O mundo globalizado não é uma opção política, mas uma realidade com a qual temos de conviver daqui para frente, assim como com as mudanças climáticas

Por O Dia

Rio - O mundo globalizado não é uma opção política, mas uma realidade com a qual temos de conviver daqui para frente, assim como com as mudanças climáticas. Os efeitos da crise são inevitáveis, e a conta será maior para os que ignoraram a prudência e as leis dos mercados, como parece ser o nosso caso.

O Brasil abusou de ser o ‘patinho feio’ dos chamados países emergentes.
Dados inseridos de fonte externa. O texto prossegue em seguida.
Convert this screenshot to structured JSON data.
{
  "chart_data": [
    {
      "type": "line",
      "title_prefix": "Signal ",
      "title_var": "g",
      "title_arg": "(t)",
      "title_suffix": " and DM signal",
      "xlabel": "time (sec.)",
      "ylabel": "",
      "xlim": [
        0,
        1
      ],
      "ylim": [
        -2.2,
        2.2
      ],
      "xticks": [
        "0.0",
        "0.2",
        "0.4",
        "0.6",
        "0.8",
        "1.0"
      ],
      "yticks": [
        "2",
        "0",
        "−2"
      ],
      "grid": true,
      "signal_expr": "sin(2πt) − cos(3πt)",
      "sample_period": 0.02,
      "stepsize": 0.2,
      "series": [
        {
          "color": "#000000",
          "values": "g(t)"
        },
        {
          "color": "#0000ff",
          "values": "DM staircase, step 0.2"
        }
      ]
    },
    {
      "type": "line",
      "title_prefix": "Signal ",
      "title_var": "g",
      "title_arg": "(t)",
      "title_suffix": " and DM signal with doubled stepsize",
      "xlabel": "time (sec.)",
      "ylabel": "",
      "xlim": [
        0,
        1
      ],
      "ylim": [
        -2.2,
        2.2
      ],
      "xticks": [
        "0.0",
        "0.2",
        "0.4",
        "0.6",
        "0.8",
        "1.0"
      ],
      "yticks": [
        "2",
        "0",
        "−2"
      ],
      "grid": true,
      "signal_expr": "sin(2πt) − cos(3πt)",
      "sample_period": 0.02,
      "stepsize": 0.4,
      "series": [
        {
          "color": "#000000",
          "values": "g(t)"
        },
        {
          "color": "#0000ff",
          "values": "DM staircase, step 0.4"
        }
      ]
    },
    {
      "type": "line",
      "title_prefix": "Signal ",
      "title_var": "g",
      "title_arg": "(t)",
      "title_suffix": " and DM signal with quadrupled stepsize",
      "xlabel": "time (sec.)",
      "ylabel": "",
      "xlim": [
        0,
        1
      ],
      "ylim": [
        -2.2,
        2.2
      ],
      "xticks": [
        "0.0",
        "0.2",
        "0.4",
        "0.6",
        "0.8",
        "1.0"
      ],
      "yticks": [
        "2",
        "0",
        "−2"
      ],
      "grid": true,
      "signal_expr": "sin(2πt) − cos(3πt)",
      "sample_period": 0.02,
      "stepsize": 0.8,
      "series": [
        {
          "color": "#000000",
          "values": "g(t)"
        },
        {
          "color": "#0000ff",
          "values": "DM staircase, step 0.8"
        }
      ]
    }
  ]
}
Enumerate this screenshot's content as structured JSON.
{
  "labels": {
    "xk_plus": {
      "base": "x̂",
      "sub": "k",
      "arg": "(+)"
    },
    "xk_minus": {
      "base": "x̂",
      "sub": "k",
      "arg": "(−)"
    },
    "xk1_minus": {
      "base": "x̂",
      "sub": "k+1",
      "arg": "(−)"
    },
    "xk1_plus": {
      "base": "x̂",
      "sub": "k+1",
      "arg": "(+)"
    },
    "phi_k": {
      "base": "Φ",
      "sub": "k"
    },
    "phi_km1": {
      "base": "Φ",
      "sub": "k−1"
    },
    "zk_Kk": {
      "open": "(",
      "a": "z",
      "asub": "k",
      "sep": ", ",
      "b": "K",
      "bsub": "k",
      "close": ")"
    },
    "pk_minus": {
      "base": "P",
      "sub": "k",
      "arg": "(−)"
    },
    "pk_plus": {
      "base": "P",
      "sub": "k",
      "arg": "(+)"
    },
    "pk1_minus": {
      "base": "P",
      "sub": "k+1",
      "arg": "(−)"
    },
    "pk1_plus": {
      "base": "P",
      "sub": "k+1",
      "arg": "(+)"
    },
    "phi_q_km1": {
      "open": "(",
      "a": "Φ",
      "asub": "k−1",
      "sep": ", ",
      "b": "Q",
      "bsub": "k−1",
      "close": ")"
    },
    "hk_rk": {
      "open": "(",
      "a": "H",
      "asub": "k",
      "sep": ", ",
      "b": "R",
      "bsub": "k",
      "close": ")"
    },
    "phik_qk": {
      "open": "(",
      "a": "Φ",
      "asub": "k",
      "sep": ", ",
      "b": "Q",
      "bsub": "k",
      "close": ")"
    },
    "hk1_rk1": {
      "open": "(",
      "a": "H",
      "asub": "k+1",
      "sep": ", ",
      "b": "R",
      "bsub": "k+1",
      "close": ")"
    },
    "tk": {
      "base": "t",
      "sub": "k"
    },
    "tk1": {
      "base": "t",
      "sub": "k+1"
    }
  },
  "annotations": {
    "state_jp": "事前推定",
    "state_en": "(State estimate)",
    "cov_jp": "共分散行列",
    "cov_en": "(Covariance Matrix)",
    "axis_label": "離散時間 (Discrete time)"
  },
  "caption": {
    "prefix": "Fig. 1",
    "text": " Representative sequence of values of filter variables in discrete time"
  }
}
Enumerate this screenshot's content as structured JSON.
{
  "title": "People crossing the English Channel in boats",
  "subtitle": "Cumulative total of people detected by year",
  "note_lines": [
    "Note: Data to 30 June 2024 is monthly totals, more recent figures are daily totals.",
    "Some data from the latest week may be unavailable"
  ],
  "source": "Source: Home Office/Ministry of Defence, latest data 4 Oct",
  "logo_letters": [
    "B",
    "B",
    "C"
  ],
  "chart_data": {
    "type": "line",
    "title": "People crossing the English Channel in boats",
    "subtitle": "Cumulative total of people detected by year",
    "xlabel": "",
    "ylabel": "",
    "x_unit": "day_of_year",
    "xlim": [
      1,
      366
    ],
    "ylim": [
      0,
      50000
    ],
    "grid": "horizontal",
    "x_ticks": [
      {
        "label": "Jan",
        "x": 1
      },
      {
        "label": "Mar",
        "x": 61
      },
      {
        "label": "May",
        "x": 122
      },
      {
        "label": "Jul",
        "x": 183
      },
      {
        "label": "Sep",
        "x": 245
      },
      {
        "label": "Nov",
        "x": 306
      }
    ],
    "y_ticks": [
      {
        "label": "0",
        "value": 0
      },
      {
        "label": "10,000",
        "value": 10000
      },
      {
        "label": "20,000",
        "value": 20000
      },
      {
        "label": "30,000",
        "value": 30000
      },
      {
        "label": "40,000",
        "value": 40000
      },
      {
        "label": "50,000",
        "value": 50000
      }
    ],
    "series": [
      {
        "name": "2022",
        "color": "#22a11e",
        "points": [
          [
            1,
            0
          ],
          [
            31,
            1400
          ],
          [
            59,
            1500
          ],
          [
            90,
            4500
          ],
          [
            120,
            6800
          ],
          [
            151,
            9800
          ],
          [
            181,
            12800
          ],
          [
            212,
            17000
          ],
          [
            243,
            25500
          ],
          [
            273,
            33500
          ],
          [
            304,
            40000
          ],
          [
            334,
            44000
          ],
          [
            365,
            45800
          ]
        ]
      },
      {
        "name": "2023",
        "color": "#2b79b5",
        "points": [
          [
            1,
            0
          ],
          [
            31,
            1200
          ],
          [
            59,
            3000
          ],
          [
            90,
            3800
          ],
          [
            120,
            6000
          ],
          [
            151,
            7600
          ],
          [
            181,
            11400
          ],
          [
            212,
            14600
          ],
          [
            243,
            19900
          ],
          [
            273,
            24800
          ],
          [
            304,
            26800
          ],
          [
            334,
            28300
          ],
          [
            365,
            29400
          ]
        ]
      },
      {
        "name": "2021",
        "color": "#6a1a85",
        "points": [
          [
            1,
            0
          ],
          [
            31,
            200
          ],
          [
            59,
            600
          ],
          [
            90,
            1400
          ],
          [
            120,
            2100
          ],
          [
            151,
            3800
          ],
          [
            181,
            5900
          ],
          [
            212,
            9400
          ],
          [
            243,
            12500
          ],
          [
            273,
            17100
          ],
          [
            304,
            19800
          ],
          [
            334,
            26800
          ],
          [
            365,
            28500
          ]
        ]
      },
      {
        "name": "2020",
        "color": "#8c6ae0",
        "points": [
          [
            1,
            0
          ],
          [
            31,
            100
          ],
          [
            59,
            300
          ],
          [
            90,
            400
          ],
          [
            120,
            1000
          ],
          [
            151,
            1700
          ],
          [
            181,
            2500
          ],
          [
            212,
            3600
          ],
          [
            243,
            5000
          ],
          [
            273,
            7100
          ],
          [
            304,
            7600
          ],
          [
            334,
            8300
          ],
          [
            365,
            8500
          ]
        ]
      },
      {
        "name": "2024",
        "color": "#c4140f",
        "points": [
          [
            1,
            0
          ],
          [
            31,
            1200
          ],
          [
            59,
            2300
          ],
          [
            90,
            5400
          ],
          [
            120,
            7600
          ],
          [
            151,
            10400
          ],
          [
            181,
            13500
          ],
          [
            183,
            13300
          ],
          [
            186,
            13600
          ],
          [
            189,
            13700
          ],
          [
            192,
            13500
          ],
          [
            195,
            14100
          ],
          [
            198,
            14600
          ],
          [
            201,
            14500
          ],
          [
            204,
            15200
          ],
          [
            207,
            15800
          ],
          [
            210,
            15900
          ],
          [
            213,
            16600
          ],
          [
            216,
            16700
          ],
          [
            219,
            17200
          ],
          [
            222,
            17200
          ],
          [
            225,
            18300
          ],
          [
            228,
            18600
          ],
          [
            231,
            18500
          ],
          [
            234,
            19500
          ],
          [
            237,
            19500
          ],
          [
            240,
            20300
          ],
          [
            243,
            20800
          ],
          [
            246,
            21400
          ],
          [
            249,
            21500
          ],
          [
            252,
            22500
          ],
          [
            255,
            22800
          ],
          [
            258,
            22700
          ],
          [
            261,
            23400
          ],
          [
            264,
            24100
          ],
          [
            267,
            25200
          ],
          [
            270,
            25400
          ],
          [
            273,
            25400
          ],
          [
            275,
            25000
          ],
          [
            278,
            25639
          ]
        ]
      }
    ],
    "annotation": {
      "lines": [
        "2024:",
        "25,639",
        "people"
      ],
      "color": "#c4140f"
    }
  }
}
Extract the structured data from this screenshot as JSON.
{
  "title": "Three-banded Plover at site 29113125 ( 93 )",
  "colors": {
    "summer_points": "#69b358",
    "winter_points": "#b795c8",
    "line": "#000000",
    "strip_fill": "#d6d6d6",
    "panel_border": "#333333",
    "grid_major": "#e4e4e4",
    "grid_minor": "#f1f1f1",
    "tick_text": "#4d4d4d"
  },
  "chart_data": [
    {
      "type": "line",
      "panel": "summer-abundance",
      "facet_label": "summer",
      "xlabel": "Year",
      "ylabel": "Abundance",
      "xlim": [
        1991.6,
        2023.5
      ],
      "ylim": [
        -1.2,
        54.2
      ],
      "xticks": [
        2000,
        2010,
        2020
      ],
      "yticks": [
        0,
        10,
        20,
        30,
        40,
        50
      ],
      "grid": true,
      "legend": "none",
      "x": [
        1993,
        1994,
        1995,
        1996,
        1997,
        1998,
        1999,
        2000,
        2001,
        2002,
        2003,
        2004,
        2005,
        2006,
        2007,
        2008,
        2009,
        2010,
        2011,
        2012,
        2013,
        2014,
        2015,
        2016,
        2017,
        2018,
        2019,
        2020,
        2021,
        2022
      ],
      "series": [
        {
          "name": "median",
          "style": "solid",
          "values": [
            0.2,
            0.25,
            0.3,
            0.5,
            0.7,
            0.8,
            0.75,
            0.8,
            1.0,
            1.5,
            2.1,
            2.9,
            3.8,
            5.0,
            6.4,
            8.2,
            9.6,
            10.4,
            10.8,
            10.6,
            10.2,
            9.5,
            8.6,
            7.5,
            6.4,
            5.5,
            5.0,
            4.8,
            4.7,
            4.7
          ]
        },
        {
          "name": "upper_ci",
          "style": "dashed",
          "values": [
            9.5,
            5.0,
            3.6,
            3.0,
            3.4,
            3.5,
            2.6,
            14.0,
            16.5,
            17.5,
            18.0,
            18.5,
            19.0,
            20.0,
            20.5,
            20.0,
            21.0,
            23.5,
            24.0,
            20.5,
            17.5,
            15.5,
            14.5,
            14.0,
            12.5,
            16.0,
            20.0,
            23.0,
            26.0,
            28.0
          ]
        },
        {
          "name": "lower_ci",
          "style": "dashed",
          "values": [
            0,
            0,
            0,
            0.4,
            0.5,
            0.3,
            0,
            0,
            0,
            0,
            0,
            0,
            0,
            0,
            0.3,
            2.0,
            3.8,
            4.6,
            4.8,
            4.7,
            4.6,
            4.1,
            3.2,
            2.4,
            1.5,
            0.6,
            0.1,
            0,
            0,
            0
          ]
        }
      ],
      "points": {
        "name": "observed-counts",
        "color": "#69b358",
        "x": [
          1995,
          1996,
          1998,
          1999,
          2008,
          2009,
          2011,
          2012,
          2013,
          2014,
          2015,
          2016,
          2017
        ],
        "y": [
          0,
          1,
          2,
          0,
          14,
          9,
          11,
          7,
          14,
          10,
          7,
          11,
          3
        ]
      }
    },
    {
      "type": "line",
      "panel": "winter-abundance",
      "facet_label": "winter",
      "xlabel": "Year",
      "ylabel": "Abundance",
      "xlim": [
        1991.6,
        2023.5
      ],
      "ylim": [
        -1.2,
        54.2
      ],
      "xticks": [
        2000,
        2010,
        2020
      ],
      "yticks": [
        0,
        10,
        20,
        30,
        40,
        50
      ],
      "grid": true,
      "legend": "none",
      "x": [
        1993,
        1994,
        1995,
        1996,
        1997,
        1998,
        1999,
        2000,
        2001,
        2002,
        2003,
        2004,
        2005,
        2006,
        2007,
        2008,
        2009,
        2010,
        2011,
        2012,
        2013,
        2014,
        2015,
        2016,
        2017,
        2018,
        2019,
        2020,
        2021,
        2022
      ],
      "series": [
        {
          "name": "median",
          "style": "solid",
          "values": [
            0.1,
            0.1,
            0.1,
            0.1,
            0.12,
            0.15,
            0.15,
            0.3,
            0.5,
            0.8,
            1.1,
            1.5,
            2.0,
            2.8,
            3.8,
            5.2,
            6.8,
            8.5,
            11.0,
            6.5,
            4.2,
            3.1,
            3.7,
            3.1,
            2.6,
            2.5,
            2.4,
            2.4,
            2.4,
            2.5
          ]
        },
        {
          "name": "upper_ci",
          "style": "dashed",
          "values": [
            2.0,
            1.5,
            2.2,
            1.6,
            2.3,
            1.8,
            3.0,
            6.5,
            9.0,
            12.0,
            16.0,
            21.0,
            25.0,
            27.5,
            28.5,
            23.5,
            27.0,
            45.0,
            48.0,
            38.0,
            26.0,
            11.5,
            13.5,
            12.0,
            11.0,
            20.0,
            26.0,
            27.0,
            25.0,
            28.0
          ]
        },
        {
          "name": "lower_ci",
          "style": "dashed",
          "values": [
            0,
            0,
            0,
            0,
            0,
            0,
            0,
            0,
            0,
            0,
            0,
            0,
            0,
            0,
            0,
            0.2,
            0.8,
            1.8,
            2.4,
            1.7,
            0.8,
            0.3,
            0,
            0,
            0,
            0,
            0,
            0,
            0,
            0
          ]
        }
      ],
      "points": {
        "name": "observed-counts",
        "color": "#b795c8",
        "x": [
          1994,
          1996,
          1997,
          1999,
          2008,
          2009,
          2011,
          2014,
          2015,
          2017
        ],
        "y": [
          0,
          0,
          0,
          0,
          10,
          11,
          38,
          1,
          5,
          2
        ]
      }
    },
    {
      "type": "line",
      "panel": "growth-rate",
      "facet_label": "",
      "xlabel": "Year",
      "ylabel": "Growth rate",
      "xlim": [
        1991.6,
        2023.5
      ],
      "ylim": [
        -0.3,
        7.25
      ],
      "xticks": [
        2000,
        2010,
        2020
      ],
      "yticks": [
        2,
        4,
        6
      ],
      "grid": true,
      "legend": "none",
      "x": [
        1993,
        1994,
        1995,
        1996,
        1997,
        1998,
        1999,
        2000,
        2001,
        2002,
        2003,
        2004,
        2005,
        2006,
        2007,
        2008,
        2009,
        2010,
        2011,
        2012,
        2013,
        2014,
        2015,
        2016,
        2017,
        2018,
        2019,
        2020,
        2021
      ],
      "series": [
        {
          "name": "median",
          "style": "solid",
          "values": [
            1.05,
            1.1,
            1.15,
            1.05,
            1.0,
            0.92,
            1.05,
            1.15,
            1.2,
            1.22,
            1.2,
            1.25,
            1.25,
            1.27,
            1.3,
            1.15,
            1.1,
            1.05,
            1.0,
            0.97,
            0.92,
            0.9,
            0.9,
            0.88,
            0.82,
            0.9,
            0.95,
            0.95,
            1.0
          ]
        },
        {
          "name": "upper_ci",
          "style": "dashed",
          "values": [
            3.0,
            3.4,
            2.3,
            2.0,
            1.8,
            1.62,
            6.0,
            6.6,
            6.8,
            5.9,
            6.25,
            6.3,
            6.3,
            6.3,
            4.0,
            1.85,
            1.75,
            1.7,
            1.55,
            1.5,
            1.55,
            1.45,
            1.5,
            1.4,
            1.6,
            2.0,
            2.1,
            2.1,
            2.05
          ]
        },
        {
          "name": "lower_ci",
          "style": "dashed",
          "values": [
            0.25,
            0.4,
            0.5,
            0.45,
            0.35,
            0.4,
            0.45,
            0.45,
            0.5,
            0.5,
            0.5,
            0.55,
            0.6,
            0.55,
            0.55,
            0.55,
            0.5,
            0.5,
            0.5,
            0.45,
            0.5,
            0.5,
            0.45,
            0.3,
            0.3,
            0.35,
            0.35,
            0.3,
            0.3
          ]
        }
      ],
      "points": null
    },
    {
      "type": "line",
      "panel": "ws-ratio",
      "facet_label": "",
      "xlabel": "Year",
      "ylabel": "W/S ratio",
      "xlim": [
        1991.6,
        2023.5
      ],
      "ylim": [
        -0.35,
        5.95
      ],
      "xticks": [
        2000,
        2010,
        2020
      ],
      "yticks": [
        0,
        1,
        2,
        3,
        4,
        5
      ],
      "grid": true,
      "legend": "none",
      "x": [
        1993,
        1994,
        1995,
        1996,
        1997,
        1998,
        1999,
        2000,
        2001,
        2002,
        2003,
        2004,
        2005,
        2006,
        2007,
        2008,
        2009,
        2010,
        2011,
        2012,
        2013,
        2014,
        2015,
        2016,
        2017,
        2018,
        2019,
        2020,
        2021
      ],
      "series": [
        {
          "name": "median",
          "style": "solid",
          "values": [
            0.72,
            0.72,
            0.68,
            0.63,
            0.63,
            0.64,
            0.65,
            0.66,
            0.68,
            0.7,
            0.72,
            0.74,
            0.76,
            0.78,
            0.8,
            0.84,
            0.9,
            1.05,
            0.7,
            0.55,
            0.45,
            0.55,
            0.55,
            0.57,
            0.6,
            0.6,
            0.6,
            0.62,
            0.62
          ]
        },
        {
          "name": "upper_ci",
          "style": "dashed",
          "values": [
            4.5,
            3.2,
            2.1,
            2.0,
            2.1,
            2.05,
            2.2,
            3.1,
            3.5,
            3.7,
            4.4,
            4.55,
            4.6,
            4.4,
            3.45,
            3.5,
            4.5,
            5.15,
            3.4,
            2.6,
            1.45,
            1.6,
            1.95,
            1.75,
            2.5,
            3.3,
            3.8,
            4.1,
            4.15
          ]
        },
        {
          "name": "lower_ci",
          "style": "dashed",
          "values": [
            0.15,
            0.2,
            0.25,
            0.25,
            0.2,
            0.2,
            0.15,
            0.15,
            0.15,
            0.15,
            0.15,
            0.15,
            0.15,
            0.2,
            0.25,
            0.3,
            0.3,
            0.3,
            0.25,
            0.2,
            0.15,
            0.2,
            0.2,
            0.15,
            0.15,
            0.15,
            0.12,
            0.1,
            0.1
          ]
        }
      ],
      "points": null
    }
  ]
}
Chegamos a considerar a crise que surgia globalmente como “uma marolinha”. A dívida e o gasto público não pararam de crescer, o investidor que poderia compensar a temeridade dos governantes passou a ser hostilizado, as empresas e os negócios perdendo rentabilidade e, assim sendo, atratividade. Vivemos as bolhas do consumo, das isenções fiscais e de um endividamento geral assustador. Só a Vale e a Petrobras devem mais do que o governo português, lutando para sair da crise gerada nos anos de governos socialistas.

A postura tolerante com os radicalismos ambientais vem provocando reservatórios para geração de energia pura, limpa e economicamente viável cada vez menores. E as obras estão sob constante pressão ambiental, fundiária e sindical. Depois, reclamam dos altos custos. E tolerância com a sabotagem a projetos de portos, aeroportos e estradas prejudica obras do próprio governo federal. Estamos aí, neste estrangulamento que anula qualquer ganho de produtividade no agronegócio, que ainda convive com a violência e as ameaças do protegido MST.

A ordem e a segurança sumiram dos centros urbanos, e muitos ainda acham que se pode ocupar a via pública mascarados e armados. As manifestações programadas para os eventos da Copa do Mundo e das Olimpíadas podem acabar com o que resta da imagem brasileira no exterior. Será tema da mídia mundial. E as providências encaminhadas são mais para a proteção dos manifestantes do que de respeito aos agentes da ordem pública, cada vez mais acuados e limitados para o cumprimento de seus deveres constitucionais.

Não podemos tapar o sol com a peneira. Estamos no limiar de uma crise energética, econômica, política e social.